Следующая бумага заставила Ольгу удивиться.
— А это что такое? Это твое?
Юрий глянул на бумаги, кивнул головой.
— Да, это я сегодня пробил в паспортно-визовом. Пахарь Михаил Ильич, шестьдесят второго года рождения, женат, двое детей.
— Да? — она подняла другую бумагу, сунула ее в руки Юрия. — А вот это почитай.
— Пахарь Виктор Ильич, шестидесятого года рождения, проживает, двое детей. Твой?
— Мой.
— А тебе, зачем понадобился этот землепашец? — удивился Юрий.
— Он хозяин того магазина, в котором работал повесившийся Хилькевич, — пояснила Ольга. — Вполне вероятно, что это он заказал старого механика. А тебе, зачем понадобился его брат?
— Братишка твоего Пахаря заказал меня.
— Ого! Это в подъезде?
— Ну да.
Оставшиеся бумаги они сгребли, уже не разбирая, бросили их на стол, сами уселись по разные стороны, закурили.
— Это точно? — спросила Ольга.
— Да, я этому парню, почему-то, верю.
Ольга прищурилась.
— Это тот самый, кто дал тебе кастетом по голове?
— Именно он.
Ольга хмыкнула.
— Мне когда Колодников рассказал, про эту твою сделку, у меня было желание набить тебе морду.
— Это за что?
— Ну, то, что ты нарушил с десяток законов, это ты знаешь, и это раз.
Юрий согласно кивнул головой, и загнул один палец.
— Второе, ты поверил честному слову какого-то отморозка, это два.
— Ты уже считала, дальше.
— И в третьих, я не уверена, что уже этой ночью тебе снова не дадут по голове у твоей красотки. Отвечай.
— Ну, во-первых, к красотке я сегодня не пойду…
— Чего это! — несколько истерично засмеялась Ольга.
— Да, она с сегодняшнего дня вся на «крылышках».
— Боже мой, какой облом! То-то я думаю, что это ты на меня кинулся, оказывается, с голодухи. На безрыбье и Малиновская раком сойдет?
Юрий вздохнул, покрутил головой.
— Да, стервозности у вас, мадам, на троих.
— Может и больше. Ну, ты дальше рассказывай, почему ты решил поверить этому козлу?
— А почему бы и нет? У него хоть и мозгов мало, одна черепная коробка, а мозгов с грецкий орех, но он понимает, что после того, что между нами произошло, ему не стоит еще больше усугублять напряженку. Мир тесный, все равно рано или поздно, но мы с ним пересечемся. Не я, так мои друзья. Кроме того, он вложил Леньчика, тоже повод молчать в тряпочку. Так что от него получить по голове я не боюсь.
— А от кого боишься?
— А вот, от него, — и он пододвинул к Ольге листок с записью данных Михаила Пахаря. — Нужно же было ему зачем-то заказывать меня.
— Ну, и кому ты перешел дорожку, Астафьев? Из-за чего на тебя идет охота?
— Да, я думаю, все из-за того же. Именно из-за охоты. Турбаза «Дубки», будь она неладна. Где-то я что-то сказал такое, что от меня решили избавиться.
Он глянул на часы, спросил: — Ты, как освободилась?
Ольга тоже глянула на часы.
— Ого, восьмой час! Можно ехать домой.
— Ко мне? — невинным тоном спросил Юрий. Ольга с интересом посмотрела на него.
— Что, зазываешь?
— Ну, а почему бы и нет, — и он провел пальцами по запястью Малиновской. Та сразу всем телом передернулась.
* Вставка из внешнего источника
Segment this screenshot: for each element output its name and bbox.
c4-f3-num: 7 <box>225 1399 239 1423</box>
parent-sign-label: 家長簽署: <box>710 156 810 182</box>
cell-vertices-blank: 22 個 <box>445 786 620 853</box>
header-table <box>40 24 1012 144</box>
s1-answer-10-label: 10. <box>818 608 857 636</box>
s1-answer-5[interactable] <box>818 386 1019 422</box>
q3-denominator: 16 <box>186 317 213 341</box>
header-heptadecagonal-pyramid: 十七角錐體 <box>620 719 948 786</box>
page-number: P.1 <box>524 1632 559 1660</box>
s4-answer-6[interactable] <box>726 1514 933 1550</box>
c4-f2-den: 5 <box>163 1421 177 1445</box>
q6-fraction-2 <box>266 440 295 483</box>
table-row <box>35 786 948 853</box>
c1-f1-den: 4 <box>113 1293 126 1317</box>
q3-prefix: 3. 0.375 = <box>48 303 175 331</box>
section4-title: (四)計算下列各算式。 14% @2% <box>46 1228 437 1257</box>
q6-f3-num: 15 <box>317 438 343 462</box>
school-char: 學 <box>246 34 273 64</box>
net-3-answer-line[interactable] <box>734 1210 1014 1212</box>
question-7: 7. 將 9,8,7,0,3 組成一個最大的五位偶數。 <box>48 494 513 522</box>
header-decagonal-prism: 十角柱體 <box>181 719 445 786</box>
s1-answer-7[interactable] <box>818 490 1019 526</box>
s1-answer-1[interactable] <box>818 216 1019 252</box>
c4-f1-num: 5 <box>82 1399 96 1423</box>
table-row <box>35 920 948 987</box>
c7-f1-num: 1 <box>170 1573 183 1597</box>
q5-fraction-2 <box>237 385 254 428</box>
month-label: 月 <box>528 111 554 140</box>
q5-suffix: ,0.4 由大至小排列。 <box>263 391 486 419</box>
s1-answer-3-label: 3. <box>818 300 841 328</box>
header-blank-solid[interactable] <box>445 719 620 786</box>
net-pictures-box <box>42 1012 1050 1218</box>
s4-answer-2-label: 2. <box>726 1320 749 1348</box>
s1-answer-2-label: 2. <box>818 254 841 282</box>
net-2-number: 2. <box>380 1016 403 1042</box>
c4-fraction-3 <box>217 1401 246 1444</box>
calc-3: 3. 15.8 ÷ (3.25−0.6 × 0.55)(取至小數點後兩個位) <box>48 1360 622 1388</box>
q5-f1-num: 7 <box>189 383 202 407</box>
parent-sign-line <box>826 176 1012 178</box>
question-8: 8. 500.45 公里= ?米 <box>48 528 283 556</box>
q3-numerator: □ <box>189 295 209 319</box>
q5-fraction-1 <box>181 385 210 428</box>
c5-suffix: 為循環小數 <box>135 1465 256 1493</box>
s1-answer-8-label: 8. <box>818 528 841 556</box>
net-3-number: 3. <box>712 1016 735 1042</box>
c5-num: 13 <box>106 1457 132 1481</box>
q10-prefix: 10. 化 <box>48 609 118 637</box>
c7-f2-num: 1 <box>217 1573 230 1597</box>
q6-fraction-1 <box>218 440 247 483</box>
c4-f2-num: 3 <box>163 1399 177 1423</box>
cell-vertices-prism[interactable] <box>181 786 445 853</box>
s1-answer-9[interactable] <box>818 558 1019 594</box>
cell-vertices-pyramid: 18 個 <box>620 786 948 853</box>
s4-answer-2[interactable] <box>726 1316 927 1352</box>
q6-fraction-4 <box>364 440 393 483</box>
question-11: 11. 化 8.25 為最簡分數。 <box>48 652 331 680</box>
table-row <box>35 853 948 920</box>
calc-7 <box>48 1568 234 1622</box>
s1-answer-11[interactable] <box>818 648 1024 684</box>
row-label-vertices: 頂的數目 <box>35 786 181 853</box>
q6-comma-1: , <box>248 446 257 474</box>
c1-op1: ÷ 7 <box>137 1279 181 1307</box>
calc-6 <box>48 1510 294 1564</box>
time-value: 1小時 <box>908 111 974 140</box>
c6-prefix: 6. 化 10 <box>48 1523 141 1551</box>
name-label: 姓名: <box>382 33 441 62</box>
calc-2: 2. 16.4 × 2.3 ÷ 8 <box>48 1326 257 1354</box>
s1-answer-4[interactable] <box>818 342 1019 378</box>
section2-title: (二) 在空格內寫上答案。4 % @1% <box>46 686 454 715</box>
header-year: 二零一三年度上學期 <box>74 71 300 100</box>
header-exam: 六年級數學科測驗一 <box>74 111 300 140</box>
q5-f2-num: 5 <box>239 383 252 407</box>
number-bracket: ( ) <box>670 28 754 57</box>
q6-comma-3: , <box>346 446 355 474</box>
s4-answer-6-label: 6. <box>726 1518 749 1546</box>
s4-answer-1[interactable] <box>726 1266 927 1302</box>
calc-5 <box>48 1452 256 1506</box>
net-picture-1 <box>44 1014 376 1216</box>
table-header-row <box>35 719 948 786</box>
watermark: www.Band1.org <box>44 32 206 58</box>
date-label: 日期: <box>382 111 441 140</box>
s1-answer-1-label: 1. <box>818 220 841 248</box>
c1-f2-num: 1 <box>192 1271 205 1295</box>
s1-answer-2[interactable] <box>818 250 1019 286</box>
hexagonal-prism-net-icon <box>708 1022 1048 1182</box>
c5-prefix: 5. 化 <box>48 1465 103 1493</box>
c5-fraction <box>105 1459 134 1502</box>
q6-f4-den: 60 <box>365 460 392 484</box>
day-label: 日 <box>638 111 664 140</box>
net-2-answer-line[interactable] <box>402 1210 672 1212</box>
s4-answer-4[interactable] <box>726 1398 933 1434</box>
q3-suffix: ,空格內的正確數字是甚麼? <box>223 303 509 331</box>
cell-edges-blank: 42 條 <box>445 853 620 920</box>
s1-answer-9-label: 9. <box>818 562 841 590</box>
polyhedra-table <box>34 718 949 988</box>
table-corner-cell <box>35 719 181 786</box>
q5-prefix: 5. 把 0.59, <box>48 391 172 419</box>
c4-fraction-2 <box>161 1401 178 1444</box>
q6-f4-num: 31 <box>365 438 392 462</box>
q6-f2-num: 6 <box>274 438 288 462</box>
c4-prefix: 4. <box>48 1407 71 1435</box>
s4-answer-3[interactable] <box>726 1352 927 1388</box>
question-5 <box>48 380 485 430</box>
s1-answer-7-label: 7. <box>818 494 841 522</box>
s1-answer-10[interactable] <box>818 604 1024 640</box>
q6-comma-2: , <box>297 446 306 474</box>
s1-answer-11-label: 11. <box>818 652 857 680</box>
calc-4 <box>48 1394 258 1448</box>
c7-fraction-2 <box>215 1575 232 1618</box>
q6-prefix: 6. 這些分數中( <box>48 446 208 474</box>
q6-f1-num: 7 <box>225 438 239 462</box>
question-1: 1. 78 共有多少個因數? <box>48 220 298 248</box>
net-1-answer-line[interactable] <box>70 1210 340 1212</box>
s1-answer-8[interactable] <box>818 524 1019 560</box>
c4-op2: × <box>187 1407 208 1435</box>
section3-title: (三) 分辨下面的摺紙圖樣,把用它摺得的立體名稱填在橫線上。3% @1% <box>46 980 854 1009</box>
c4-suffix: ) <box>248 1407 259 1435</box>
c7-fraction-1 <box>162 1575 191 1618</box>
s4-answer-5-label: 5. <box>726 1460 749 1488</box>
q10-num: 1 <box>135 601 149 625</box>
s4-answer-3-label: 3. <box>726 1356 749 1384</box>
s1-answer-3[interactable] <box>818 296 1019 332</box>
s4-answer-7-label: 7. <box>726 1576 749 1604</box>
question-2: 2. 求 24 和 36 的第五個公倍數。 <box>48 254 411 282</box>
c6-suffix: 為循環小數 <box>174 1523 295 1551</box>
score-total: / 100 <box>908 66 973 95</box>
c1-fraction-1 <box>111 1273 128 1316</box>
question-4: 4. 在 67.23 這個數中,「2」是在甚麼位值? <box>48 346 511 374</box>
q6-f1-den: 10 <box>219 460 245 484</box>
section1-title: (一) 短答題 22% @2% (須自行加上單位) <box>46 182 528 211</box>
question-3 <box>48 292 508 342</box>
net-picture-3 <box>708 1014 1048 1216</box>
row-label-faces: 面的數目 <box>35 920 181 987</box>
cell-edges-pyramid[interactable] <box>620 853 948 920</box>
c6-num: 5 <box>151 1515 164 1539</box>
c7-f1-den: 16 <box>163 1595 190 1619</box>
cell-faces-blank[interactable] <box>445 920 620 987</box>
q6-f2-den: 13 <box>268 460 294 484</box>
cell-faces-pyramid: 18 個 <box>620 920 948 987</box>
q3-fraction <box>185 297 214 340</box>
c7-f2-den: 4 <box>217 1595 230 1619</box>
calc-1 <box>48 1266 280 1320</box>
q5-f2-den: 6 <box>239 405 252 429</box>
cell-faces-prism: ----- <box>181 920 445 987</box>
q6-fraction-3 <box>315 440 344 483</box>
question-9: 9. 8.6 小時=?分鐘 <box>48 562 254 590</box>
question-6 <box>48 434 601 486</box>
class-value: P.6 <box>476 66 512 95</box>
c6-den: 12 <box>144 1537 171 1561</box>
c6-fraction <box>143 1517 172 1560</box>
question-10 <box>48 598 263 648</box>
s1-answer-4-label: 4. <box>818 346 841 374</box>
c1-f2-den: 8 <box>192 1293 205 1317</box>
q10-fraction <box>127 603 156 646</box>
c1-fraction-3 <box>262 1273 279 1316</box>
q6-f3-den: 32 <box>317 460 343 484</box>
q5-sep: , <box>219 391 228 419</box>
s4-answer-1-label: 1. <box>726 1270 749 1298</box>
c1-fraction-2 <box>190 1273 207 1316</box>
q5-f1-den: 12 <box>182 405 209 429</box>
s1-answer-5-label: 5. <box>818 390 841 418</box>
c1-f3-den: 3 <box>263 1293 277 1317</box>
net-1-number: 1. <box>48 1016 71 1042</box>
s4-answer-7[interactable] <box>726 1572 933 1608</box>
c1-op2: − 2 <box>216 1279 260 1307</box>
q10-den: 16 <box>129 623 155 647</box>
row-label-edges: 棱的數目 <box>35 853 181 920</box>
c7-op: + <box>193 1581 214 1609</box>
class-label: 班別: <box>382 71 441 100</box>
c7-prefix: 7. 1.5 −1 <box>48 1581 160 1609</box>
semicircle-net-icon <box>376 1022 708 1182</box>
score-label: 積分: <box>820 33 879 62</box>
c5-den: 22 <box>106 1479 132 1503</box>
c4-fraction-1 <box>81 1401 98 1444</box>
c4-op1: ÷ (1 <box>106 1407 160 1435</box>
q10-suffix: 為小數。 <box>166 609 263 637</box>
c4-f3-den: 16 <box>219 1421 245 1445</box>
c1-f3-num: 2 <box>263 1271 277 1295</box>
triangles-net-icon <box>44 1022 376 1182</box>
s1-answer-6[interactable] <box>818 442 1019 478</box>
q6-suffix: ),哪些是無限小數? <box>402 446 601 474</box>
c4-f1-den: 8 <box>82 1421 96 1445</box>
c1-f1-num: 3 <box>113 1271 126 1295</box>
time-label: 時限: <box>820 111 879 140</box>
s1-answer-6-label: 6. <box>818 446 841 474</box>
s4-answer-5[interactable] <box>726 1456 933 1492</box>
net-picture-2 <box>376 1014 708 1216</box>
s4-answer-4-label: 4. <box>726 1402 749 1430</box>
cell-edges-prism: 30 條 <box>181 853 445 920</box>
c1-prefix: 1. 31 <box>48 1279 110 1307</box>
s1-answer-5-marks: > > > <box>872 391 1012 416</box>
— Ну, Астафьев, ты змей! Я, иногда, с тобой чувствую себя кроликом. Ты гипнозом, случайно, не владеешь?
— Нет, — ответил он, закрывая дверь кабинета, — но если бы он у меня был, я бы никогда не применял его против женщин, только против начальства.
Полковник Пучков, засидевшийся допоздна в своем кабинете, подошел к окну, покурить около открытой форточки. Здесь его внимание привлекла сладкая парочка. Астафьев и Малиновская, вышли из здания ГОВД под ручку, мило воркуя, дошли до Ольгиной машины, сели, и умчались прочь. Эта сцена поставила Пучкова в полный тупик. Только утром ему сказали, что эти двое окончательно рассорились, и он, с легким сердцем, хотел влепить капитану выговор. Теперь его мучил другой вопрос — его специально хотели так подставить перед прокурорским протеже, или нет? Сообщила ему про это главный бухгалтер, но кто из его замов стоит за главбухом, Попов, или Корчагин?
'Да, наверное, и тот и другой. Спят и видят, что бы столкнуть меня лбами с областным прокурором, а самим занять мое место', — решил он.
ГЛАВА 30
К художнику по металлу Колодников попал в седьмом часу вечера, раньше времени не нашлось, и все с той же авоськой с мясом. Лешка Шаврин, привезший Андрея в цыганский поселок, умчался по своим делам, в сторону магазина «Апельсин», так что обратно Колодникову светило идти пешком, от чего он заранее страдал. Темный, грязный поселок, был не самым лучшим местом на этой планете.
Хозяин дома занимался все тем же, чем и в прошлый раз, но визг съедаемого наждаком металла не показался сегодня майору уже таким неприятным. Инвалид в этот раз работал не над ножом, в над каким-то затейливым узором из нержавейки. Кроме него в этот раз дома была и женщина лет сорока, полная, с круглым, добродушным лицом. Она возилась около плиты, и за шумом наждака не услышала скрип входной двери.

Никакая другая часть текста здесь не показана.